Gökhan BACIK
Ahmet Davutoğlu sadece Türkiye değil belki modern siyasi tarihin içinde eşine çok rastlanmayan bir biçimde iktidarı bırakma kararını açıkladı. Bütün bir millet “dramatik, tuhaf ve hatta sürreel” bir ayrılık konuşması dinledik.
Önce şunu not edeyim: Konuşmasında ana bir çelişki vardı ve bu çelişki kanaatimce Türk siyasetinin gelip düğümlendiği noktadır. “Hoca”, kendi arkadaşlarının MKYK’da yaptıkları ile “refiklik yani arkadaşlık hukukuna” aykırı davrandığını ve bu nedenle istifa sürecinin başladığını söyledi. Ancak aynı biçimde Cumhurbaşkanı Erdoğan’ı “inanmış bir takipçi gibi” savundu. Halbuki MKYK’da “refiklik hukukuna aykırı” imza toplayan insanlar bunu “kendi isteklerine göre” mi yapmıştı?
Bu düğüm hikayenin de bir parça özünü anlatıyor: Davutoğlu tipik bir emanetçi olmadı. Sessiz ve elinden geldiği biçimde bir “direniş” sergiledi. Ancak gelinen noktada şunu gördü: Erdoğan’a karşı direncini devam ettirecek bir kadro oluşmasına imkan yok. Davutoğlu konuşurken onu gözyaşları ile izleyen “teyzenin oğlu” dışında sanırım “öl de ölelim” diyecek pek çok kimse de yok. O nedenle “daha uzun savaşmak yerine” bir köşeye çekilmeyi kararlaştırdı. Bu geri çekilme aslında üstü örtülü biçimde “belki kıymetimi anlarsanız ve başınız sıkışırsa yine geri gelebilirim” ümidi içeriyor.
“Ahmet Davutoğlu olayı” siyasi tarihimizde uzun yıllar konuşulacak bir “vakıa” olmuştur. Neden böyle oldu? Ne yapmak istedi? Kimdi? Bunları daha uzun süre konuşacağız.
Önemli bir nokta da şudur: Davutoğlu son tahlilde “standart bir İslamcı” değildi. O’nun gidişi ile “çıplak İslamcılık” ile karşı karşıya kalacağız. Davutoğlu’nun son döneminde yaptığı “yeni Batıcılık” sona erecek. Muhtemelen daha güçlü ve daha insafsız bir İslamcı ajanda ile Türkiye yönetilecek.

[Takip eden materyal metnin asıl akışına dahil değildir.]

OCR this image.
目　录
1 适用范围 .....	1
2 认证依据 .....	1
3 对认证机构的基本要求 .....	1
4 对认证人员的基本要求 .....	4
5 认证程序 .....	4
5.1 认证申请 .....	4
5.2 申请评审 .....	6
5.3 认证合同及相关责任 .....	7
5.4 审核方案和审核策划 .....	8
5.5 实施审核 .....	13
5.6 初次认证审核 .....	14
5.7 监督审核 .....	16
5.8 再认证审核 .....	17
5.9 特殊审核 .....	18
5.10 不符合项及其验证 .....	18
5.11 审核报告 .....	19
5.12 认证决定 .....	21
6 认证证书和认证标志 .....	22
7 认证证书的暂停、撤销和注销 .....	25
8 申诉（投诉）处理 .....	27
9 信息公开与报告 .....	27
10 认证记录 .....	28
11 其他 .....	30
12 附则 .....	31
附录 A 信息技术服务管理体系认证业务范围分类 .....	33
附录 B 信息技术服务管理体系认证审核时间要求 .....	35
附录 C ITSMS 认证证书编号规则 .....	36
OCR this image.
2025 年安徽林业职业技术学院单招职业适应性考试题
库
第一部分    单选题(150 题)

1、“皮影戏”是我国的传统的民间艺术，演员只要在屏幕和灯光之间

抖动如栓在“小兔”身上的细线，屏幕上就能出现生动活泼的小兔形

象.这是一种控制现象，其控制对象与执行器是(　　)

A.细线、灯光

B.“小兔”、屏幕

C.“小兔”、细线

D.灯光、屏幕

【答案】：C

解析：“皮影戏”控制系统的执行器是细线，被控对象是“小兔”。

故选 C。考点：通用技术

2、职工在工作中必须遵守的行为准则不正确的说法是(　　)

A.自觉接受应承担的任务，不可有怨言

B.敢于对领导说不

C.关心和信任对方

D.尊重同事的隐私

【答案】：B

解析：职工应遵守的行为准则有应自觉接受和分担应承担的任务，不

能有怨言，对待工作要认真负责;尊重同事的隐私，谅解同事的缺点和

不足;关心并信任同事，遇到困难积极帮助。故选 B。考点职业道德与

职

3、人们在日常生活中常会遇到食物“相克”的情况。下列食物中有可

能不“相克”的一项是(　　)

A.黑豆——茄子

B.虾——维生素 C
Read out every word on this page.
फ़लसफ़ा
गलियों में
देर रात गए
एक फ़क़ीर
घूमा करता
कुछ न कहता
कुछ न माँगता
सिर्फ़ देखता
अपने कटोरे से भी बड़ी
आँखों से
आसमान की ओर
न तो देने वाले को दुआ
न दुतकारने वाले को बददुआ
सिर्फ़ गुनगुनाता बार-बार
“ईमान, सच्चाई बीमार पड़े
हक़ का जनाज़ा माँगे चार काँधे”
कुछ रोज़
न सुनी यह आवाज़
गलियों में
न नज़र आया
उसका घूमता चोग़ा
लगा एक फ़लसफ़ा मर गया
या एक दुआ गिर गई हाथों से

Daha önemlisi artık Türkiye’de “başbakanlık yapmayacak bir başbakan aranıyor”. Fiilen hükümet ve hatta meclis “etkisizdir”. Dolayısı ile Türkiye, Davutoğlu sonrası büyük ihtimalle bir “rejim bunalımı” atmosferine girecektir. 7 Haziran sonrası bir AKP-CHP koalisyonunun olmaması ile “normalleşme” imkanını büyük ölçüde kaybeden Türkiye, Davutoğlu’nun “tasfiyesi ile” sarsıntısı daha şiddetli bir döneme girecek.
Kilis’e füzeler atılıyor insanlar ölüyor. Türk dış politikasının eşi benzeri görülmemiş sorunları var. Şırnak, Nusaybin gibi şehirler Irak’ı aratmayacak biçimde tahrip olmuş. Yüz binlerce insan göç etmiş durumda. İç barış zedelenmiş halde. Davutoğlu’nun ülkeyi yönettiği 20 ay içinde kaç sivil öldü, kaç kişi terör saldırısı ile öldü, kaç gazeteci hapiste? Davutoğlu bize “ülkede işleri yoluna koydum” dedi. Ancak Davutoğlu devrinin nasıl olduğuna karar verilirken kendisinin bahsettiği “güzellikler” kadar bütün bu sorunlar da hesaba katılacak.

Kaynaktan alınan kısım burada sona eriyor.